Thursday, 21 January 2010


BEGINNING: Still out in the cold.

MIDDLE: The pavements of London are bleached from the sun after the snow and ice. An African lady with an enormous bosom is running for a bus she will never catch. A North African man is scattering pigeons with his erection. Everyone is talking about the weather, with its first glimmer of light, but still there is no green, nor money.

I always imagined that Armageddon would be like a tremendous global earthquake that would smash the Richter scale, from which only a chosen few would be saved, whose houses stood alone untouched amid the rubble, like haystacks on a plain.

Except such chosen ones would rue their bad luck. Having lost friends, family, foes and lovers, the spectre of the clean-up job, and the pressure of fulfilling such a historic, momentous opportunity to rid the Earth of all its filth and man-made folly, to start civilisation again almost from its roots, would surely overwhelm those survivors, who will crawl en masse into the most comforting relative corners of their houses and at least for a while, just pretend they didn’t exist.

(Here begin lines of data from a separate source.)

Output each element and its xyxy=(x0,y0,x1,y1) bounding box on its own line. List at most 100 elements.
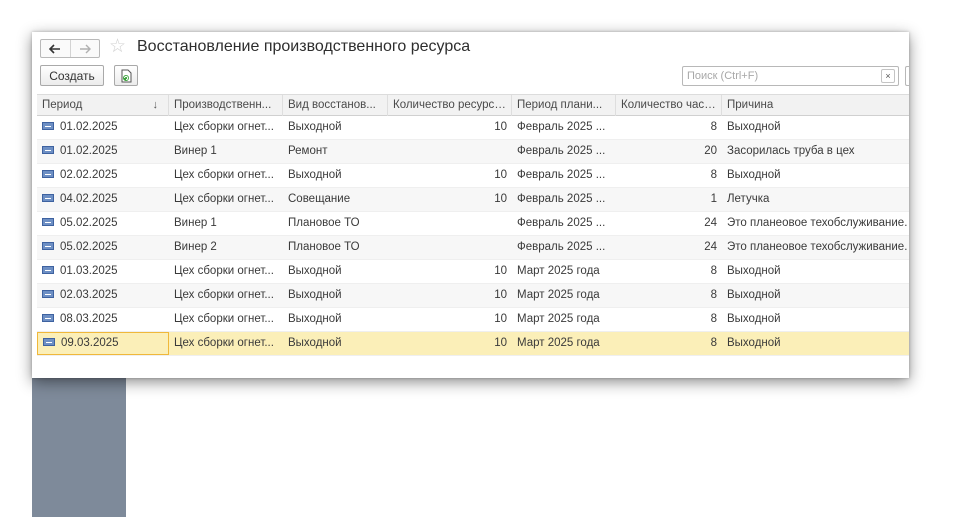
table-row[interactable]: 05.02.2025 Винер 2 Плановое ТО Февраль 2025… xyxy=(37,236,909,260)
cell-plan-period: Март 2025 года xyxy=(517,313,600,325)
document-icon xyxy=(42,241,54,250)
table-row[interactable]: 01.02.2025 Винер 1 Ремонт Февраль 2025 ... 2… xyxy=(37,140,909,164)
cell-reason: Летучка xyxy=(727,193,770,205)
cell-period: 08.03.2025 xyxy=(37,308,169,331)
column-header-resource[interactable]: Производственн... xyxy=(169,95,283,116)
toolbar: Создать × xyxy=(32,64,909,88)
document-icon xyxy=(42,121,54,130)
cell-period-value: 02.03.2025 xyxy=(60,289,118,301)
column-header-reason[interactable]: Причина xyxy=(722,95,909,116)
document-icon xyxy=(42,217,54,226)
cell-hours: 8 xyxy=(710,121,717,133)
create-button[interactable]: Создать xyxy=(40,65,104,86)
cell-resource: Винер 1 xyxy=(174,217,217,229)
cell-resource: Винер 2 xyxy=(174,241,217,253)
navigation-buttons xyxy=(40,39,100,58)
cell-period-value: 01.02.2025 xyxy=(60,121,118,133)
cell-plan-period: Февраль 2025 ... xyxy=(517,169,606,181)
cell-resource: Цех сборки огнет... xyxy=(174,289,274,301)
cell-reason: Выходной xyxy=(727,169,781,181)
cell-period-value: 05.02.2025 xyxy=(60,241,118,253)
table-row[interactable]: 01.03.2025 Цех сборки огнет... Выходной 10 М… xyxy=(37,260,909,284)
cell-kind: Выходной xyxy=(288,337,342,349)
forward-button[interactable] xyxy=(69,40,99,57)
back-button[interactable] xyxy=(41,40,70,57)
cell-plan-period: Февраль 2025 ... xyxy=(517,193,606,205)
cell-kind: Выходной xyxy=(288,289,342,301)
cell-period: 01.02.2025 xyxy=(37,116,169,139)
column-header-plan-period[interactable]: Период плани... xyxy=(512,95,616,116)
document-refresh-icon xyxy=(121,69,132,82)
cell-hours: 24 xyxy=(704,241,717,253)
page-title: Восстановление производственного ресурса xyxy=(137,38,471,55)
form-window: ☆ Восстановление производственного ресур… xyxy=(32,32,909,378)
table-row[interactable]: 05.02.2025 Винер 1 Плановое ТО Февраль 2025… xyxy=(37,212,909,236)
cell-resource-count: 10 xyxy=(494,265,507,277)
background-panel xyxy=(32,378,126,517)
cell-resource-count xyxy=(388,140,512,163)
cell-hours: 8 xyxy=(710,289,717,301)
cell-plan-period: Февраль 2025 ... xyxy=(517,121,606,133)
cell-kind: Плановое ТО xyxy=(288,217,360,229)
cell-kind: Совещание xyxy=(288,193,351,205)
column-header-resource-count[interactable]: Количество ресурсов xyxy=(388,95,512,116)
cell-reason: Выходной xyxy=(727,313,781,325)
cell-period-value: 01.02.2025 xyxy=(60,145,118,157)
cell-resource-count: 10 xyxy=(494,289,507,301)
document-icon xyxy=(43,337,55,346)
cell-kind: Выходной xyxy=(288,121,342,133)
table-row[interactable]: 02.02.2025 Цех сборки огнет... Выходной 10 Ф… xyxy=(37,164,909,188)
arrow-left-icon xyxy=(49,43,61,54)
search-field[interactable]: × xyxy=(682,66,899,86)
cell-resource: Цех сборки огнет... xyxy=(174,169,274,181)
cell-hours: 8 xyxy=(710,169,717,181)
cell-reason: Выходной xyxy=(727,289,781,301)
cell-reason: Выходной xyxy=(727,337,781,349)
cell-period-value: 01.03.2025 xyxy=(60,265,118,277)
document-icon xyxy=(42,193,54,202)
clear-search-button[interactable]: × xyxy=(881,69,895,83)
document-icon xyxy=(42,169,54,178)
cell-resource: Цех сборки огнет... xyxy=(174,265,274,277)
cell-hours: 8 xyxy=(710,313,717,325)
document-icon xyxy=(42,145,54,154)
cell-plan-period: Март 2025 года xyxy=(517,289,600,301)
table-row[interactable]: 01.02.2025 Цех сборки огнет... Выходной 10 Ф… xyxy=(37,116,909,140)
column-header-hours[interactable]: Количество часов xyxy=(616,95,722,116)
cell-reason: Засорилась труба в цех xyxy=(727,145,855,157)
cell-hours: 8 xyxy=(710,265,717,277)
column-header-period[interactable]: Период ↓ xyxy=(37,95,169,116)
search-input[interactable] xyxy=(683,67,873,85)
table-row[interactable]: 09.03.2025 Цех сборки огнет... Выходной 10 М… xyxy=(37,332,909,356)
document-icon xyxy=(42,289,54,298)
arrow-right-icon xyxy=(79,44,91,53)
cell-resource-count: 10 xyxy=(494,313,507,325)
search-options-button[interactable] xyxy=(905,66,909,86)
document-icon xyxy=(42,265,54,274)
cell-resource-count xyxy=(388,236,512,259)
cell-period: 01.03.2025 xyxy=(37,260,169,283)
cell-resource-count: 10 xyxy=(494,337,507,349)
favorite-star-icon[interactable]: ☆ xyxy=(109,36,126,58)
copy-document-button[interactable] xyxy=(114,65,138,86)
cell-hours: 8 xyxy=(710,337,717,349)
cell-kind: Выходной xyxy=(288,169,342,181)
data-table: Период ↓ Производственн... Вид восстанов… xyxy=(37,94,909,356)
cell-resource: Цех сборки огнет... xyxy=(174,313,274,325)
cell-resource-count: 10 xyxy=(494,193,507,205)
cell-period-value: 04.02.2025 xyxy=(60,193,118,205)
cell-plan-period: Февраль 2025 ... xyxy=(517,217,606,229)
cell-plan-period: Март 2025 года xyxy=(517,265,600,277)
cell-reason: Выходной xyxy=(727,121,781,133)
table-row[interactable]: 08.03.2025 Цех сборки огнет... Выходной 10 М… xyxy=(37,308,909,332)
cell-period-value: 08.03.2025 xyxy=(60,313,118,325)
table-row[interactable]: 04.02.2025 Цех сборки огнет... Совещание 10… xyxy=(37,188,909,212)
cell-reason: Это планеовое техобслуживание. xyxy=(727,217,908,229)
cell-kind: Выходной xyxy=(288,313,342,325)
column-header-kind[interactable]: Вид восстанов... xyxy=(283,95,388,116)
cell-period: 02.02.2025 xyxy=(37,164,169,187)
cell-period: 05.02.2025 xyxy=(37,236,169,259)
table-header: Период ↓ Производственн... Вид восстанов… xyxy=(37,94,909,116)
table-row[interactable]: 02.03.2025 Цех сборки огнет... Выходной 10 М… xyxy=(37,284,909,308)
cell-resource: Цех сборки огнет... xyxy=(174,337,274,349)
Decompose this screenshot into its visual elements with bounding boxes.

There is no such thing as genius. The word gets scattered about (I could say ‘disseminated’) like the pigeons by the man with the erection (well, he didn’t really have an erection, but a rolled-up newspaper banging against his leg). Genius describes someone exceptional, whose contribution to human endeavour is singular and essential. Genius isn’t even a one-in-a-billion phenomenon; that would denote that there are six geniuses alive in the world today, and I can’t think of any, only of people who can do very well what someone before them has already done in some manner or form. Without being insensitive, maybe there are indeed six geniuses alive today, all under some sort of rubble.

Just think of being a survivor of Armageddon, alone in your untouched house. You wouldn’t be able to see out of the window for the dust. You wouldn’t want to open the door, for the dust. The longer you leave it, the more the smell of six billion corpses would discourage you from leaving your house, in inverse proportion to your diminishing food stock and increasing need for company, to see if you really are indeed the only survivor in the jungle.

END: Maybe there are geniuses and then there are artists. Geniuses possess true knowledge; artists think they do. Good artists say something right after all whilst bad artists just talk shit.